Sadly, the night proved a bit too much for me, in my depleted state. I was a bit worn out by the two opening acts, both offering different flavours of west coast punk, with Stale reminding me of muscular grunge served with a generous sprinkling of Afghan Whigs, and Paul is Dead ("It's Paul McCartney, dude, fuckin' Google it") reminding me more of South California punk by way of Grant Hart. Or something like that, I dunno. They were both decent bands, just more than I needed, and not quite as playful as either the Snowmans or Night Court (who ended their set on a cover of ABBA's "S.O.S.," as is heard on Humans; I shot some vid of their originals, here. I love that they have a bat-themed song that seems to intersect with the song David and I wrote together, but they did not play it last night, presumably because they want me to come see them again sometime; I guess I shall!). 




Thanks to the un-announced addition of a fourth band, there was no way I would end up seeing the whole Angry Snowmans set, which indeed I did not, leaving, exhausted but happily satiated, after "Ebenezer Uber Alles," which I guess they played around 11:30, given that I got back to Metrotown after midnight. I would much have preferred the advertised three-band bill, or even just two bands, but... well, whatever. I guess the priority was to sell alcohol for as long as possible. And while I enjoyed the Snowmans immensely, the somewhat unruly crowd was shouting down Ty's between-song patter ("Shut up and play a song!"), which (the patter, not the shouting) I would actually have liked to hear more of. They seemed more interested in moshing enthusiastically to the band's estimable covers, like they couldn't have cared less about the inherent wit of the lyrics or the various seasonal alterations. Ah well. The high points, for me, were "Wrecked XMas" (a hilarious riff on X's "Los Angeles," off What We Do Is Festive, which the band actually had vintage vinyl of) and a nod to Victoria's own Nomeansno, "Eight Deer One Sleigh on One Run," which they played at full throttle and punctuated at the mid-song break with a complete performance of their very silly rewrite of Minor Threat's "Seeing Red." The band was tighter and faster than I thought they would be, based on various videos I had perused on Youtube, which don't entirely capture how solid they are live and in person. They're actually an estimable punk cover band; the wit is just a star atop the tree. By the way, Ty confirms that their material is all cover tunes; there were some songs didn't recognize, but that's just because they dive even deeper into punk than I do.

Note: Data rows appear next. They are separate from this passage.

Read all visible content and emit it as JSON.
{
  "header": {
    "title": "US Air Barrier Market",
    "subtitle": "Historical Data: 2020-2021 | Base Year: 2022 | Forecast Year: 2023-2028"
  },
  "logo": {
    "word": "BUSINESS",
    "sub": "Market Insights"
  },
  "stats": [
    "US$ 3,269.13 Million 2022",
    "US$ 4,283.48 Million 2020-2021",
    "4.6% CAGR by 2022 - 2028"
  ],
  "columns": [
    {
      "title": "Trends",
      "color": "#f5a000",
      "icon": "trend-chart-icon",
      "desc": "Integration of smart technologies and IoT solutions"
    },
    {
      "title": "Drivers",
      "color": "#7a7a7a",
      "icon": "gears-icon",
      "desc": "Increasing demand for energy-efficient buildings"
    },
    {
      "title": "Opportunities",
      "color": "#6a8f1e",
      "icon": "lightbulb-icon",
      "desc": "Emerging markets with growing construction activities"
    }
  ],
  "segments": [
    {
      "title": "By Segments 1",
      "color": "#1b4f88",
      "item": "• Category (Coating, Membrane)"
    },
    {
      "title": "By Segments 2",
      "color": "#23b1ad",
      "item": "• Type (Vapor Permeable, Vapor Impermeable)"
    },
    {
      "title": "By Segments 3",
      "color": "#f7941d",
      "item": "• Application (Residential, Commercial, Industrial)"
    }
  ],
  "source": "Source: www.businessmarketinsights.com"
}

If we look at my vid from last night, obviously "Bright Lights" is the Clash's "White Riot," but I had no idea that "Fruitcakes" was Agent Orange's "Bloodstains."

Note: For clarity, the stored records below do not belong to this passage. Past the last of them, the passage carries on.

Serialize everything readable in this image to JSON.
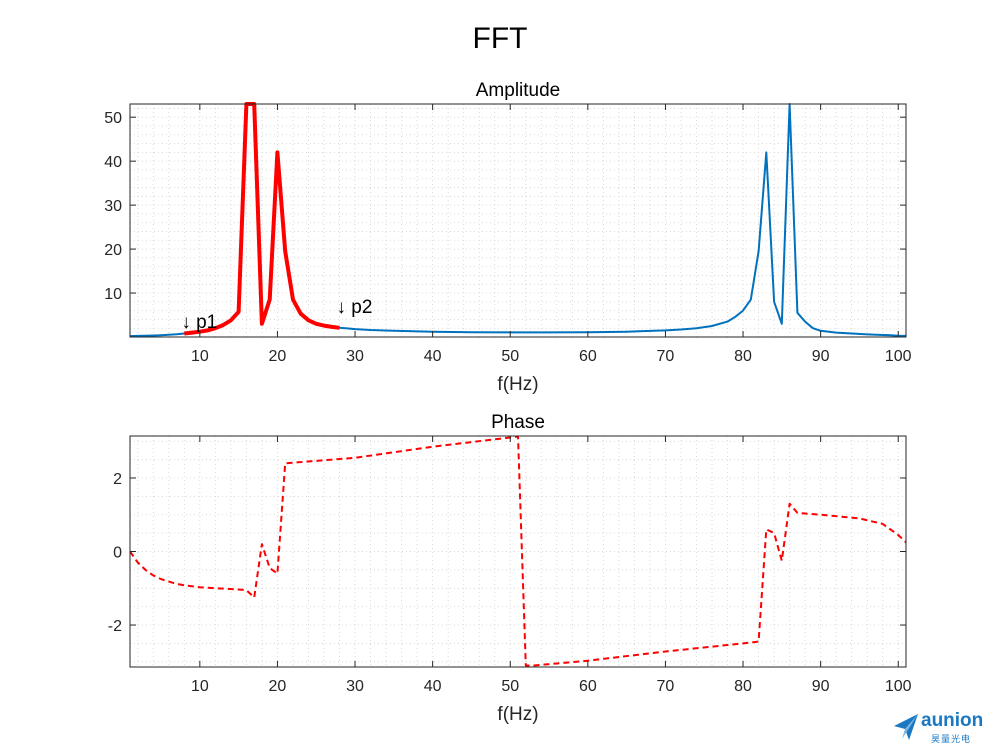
{
  "figure": {
    "title": "FFT",
    "logo": {
      "name": "aunion",
      "subtitle": "昊量光电"
    }
  },
  "chart_data": [
    {
      "type": "line",
      "title": "Amplitude",
      "xlabel": "f(Hz)",
      "ylabel": "",
      "xlim": [
        1,
        101
      ],
      "ylim": [
        0,
        53
      ],
      "xticks": [
        10,
        20,
        30,
        40,
        50,
        60,
        70,
        80,
        90,
        100
      ],
      "yticks": [
        10,
        20,
        30,
        40,
        50
      ],
      "grid": "minor",
      "series": [
        {
          "color": "#0072bd",
          "style": "solid",
          "x": [
            1,
            2,
            3,
            4,
            5,
            6,
            7,
            8,
            9,
            10,
            11,
            12,
            13,
            14,
            15,
            16,
            17,
            18,
            19,
            20,
            21,
            22,
            23,
            24,
            25,
            26,
            27,
            28,
            29,
            30,
            32,
            35,
            40,
            45,
            50,
            55,
            60,
            65,
            70,
            72,
            74,
            76,
            78,
            79,
            80,
            81,
            82,
            83,
            84,
            85,
            86,
            87,
            88,
            89,
            90,
            92,
            94,
            96,
            98,
            99,
            100,
            101
          ],
          "y": [
            0.2,
            0.25,
            0.3,
            0.35,
            0.42,
            0.5,
            0.62,
            0.8,
            1.0,
            1.2,
            1.5,
            2.0,
            2.7,
            3.8,
            5.7,
            53,
            53,
            3.0,
            8.5,
            42,
            19.5,
            8.5,
            5.3,
            3.8,
            3.0,
            2.6,
            2.3,
            2.1,
            1.95,
            1.8,
            1.6,
            1.4,
            1.2,
            1.1,
            1.05,
            1.05,
            1.1,
            1.2,
            1.5,
            1.7,
            2.0,
            2.5,
            3.5,
            4.6,
            6.0,
            8.5,
            19.5,
            42,
            8.0,
            3.0,
            53,
            5.5,
            3.5,
            2.0,
            1.4,
            1.0,
            0.8,
            0.6,
            0.45,
            0.4,
            0.3,
            0.25
          ]
        },
        {
          "color": "#ff0000",
          "style": "solid",
          "width": 4,
          "x": [
            8,
            9,
            10,
            11,
            12,
            13,
            14,
            15,
            16,
            17,
            18,
            19,
            20,
            21,
            22,
            23,
            24,
            25,
            26,
            27,
            28
          ],
          "y": [
            0.8,
            1.0,
            1.2,
            1.5,
            2.0,
            2.7,
            3.8,
            5.7,
            53,
            53,
            3.0,
            8.5,
            42,
            19.5,
            8.5,
            5.3,
            3.8,
            3.0,
            2.6,
            2.3,
            2.1
          ]
        }
      ],
      "annotations": [
        {
          "text": "↓ p1",
          "x": 8,
          "y": 2.0
        },
        {
          "text": "↓ p2",
          "x": 28,
          "y": 5.5
        }
      ]
    },
    {
      "type": "line",
      "title": "Phase",
      "xlabel": "f(Hz)",
      "ylabel": "",
      "xlim": [
        1,
        101
      ],
      "ylim": [
        -3.1416,
        3.1416
      ],
      "xticks": [
        10,
        20,
        30,
        40,
        50,
        60,
        70,
        80,
        90,
        100
      ],
      "yticks": [
        -2,
        0,
        2
      ],
      "grid": "minor",
      "series": [
        {
          "color": "#ff0000",
          "style": "dashed",
          "x": [
            1,
            2,
            3,
            4,
            5,
            6,
            7,
            8,
            10,
            12,
            14,
            16,
            17,
            18,
            19,
            20,
            21,
            30,
            40,
            50,
            51,
            52,
            53,
            60,
            70,
            80,
            82,
            83,
            84,
            85,
            86,
            87,
            90,
            95,
            98,
            100,
            101
          ],
          "y": [
            0,
            -0.3,
            -0.5,
            -0.65,
            -0.75,
            -0.82,
            -0.88,
            -0.92,
            -0.97,
            -1.0,
            -1.02,
            -1.05,
            -1.25,
            0.2,
            -0.45,
            -0.6,
            2.4,
            2.55,
            2.85,
            3.1,
            3.13,
            -3.1,
            -3.1,
            -2.97,
            -2.72,
            -2.5,
            -2.45,
            0.6,
            0.5,
            -0.25,
            1.3,
            1.05,
            1.0,
            0.9,
            0.75,
            0.45,
            0.25
          ]
        }
      ],
      "annotations": []
    }
  ]
}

You have a few chances to see Angry Snowmans on the island this seasn -- in Nanaimo, tonight, and on December 16th in Victoria; go see NO FUN at Christmas on December 22nd at the Princeton. May there come a day when Ty Stranglehold, Murray Acton, and David M. share a stage somewhere! A consummation devoutly to be wished. 

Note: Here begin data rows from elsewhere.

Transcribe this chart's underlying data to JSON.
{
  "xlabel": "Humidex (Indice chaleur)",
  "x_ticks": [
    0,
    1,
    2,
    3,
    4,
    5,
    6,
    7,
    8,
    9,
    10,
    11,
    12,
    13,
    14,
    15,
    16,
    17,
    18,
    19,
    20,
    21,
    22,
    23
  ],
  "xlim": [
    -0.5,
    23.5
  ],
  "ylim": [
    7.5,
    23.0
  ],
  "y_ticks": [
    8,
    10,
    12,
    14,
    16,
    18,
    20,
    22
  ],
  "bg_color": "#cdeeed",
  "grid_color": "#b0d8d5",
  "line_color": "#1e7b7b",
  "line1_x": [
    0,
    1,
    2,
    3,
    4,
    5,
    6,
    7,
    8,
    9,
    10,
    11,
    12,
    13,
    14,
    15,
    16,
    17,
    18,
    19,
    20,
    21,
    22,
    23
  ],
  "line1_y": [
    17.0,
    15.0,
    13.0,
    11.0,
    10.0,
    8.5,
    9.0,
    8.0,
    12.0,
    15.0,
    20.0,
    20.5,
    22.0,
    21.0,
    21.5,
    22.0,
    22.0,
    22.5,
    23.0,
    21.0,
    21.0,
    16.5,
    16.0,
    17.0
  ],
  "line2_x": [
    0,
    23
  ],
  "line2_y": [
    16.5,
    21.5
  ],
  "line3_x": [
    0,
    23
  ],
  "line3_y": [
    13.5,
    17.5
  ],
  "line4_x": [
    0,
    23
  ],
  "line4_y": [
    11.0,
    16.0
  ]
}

I have nothing further to say, but here is a whole whack of photographs that I took last night. I won't be blogging all that much between now and Christmas -- I have other trees to decorate. Maybe I'll see you at Keithmas or something? (But I'm gonna let myself off the hook for reporting about it; excited to see what Art Bergmann will do, but I'm going as a concert attendee, not as a writer, if I can help it). Or perhaps we'll cross paths at the Princeton on December 22nd, for NO FUN at Christmas? Either way... Merry Christmas!